Moeyaert Awarded IES Early Career Award to Develop Advanced Statistical Methodologies

Mariola Moeyaert

Albany, NY (June 6, 2019) – Dr. Mariola Moeyaert, assistant professor in Educational Counseling & Psychology, received an Early Career Award from the Institute of Education Sciences (IES), part of the United States Department of Education. The project, titled Assessing Generalizability and Variability of Single-Case Design Effect Sizes using Multilevel Modeling Including Moderators, is a two-year award in the amount of $224,998.

The Early Career Awards in Statistical and Research Methodology in Education are highly competitive with only nine prior projects being funded since 2014. The Stats/Methods program is also unique among IES initiatives. “Most grant competitions held by IES are intended to support research that directly affects students and/or teachers in the classroom. The field also needs to advance in terms of how research is conducted. Through the Stats/Methods program, grantees conduct research that helps applied researchers address challenges often encountered in education research...,” according to the IES website.

The project will uncover innovative methods that can be used to quantitatively summarize small-N studies such as single-case experimental design (SCED) studies. SCED studies are unique in that a limited number of subjects are studied in-depth repeatedly over time to assess whether there is a causal relation between the introduction of an intervention and the change in a dependent variable.

As a result of their usefulness, SCEDs are very popular in a variety of research fields including speech-language pathology, education, technology-based medical interventions, rehabilitation, and more.
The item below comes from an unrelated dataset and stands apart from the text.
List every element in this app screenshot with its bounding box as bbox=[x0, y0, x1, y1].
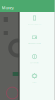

Because of the popularity of SCED studies within and across a variety of different research fields, a large number of SCED data is available for quantitative synthesis. The IES early career award will contribute significantly to evidence-based research, theory and practice by accumulating this scientific knowledge using multilevel meta-analytic modeling.

Over the course of two years, Dr. Moeyaert will be using secondary data (for empirical demonstrations) and large-scale Monte Carlo simulation studies (investigating the statistical properties) that will help guide the design of a powerful multilevel meta-analysis. The focus is specifically on moderator effects in order to explain variability among effect sizes at the subject and at the study level. Estimating and explaining variability in effect sizes is important in the context of SCEDs because applied SCED researchers, practitioners and policy makers are not only interested in overall average treatment effect estimates across subjects and across studies, but also whether the treatment works for all subjects.

“The School of Education is proud to be the home of renowned faculty who not only conduct research on a range of questions in education and human development fields; but also advancing the very ways that such research is conducted,” commented the School of Education’s Interim Dean, Jason E. Lane. “Professor Moeyaert is a national leader in the development of advanced research methodologies; identifying new and cutting-edge ways of conducting research in a range of fields.”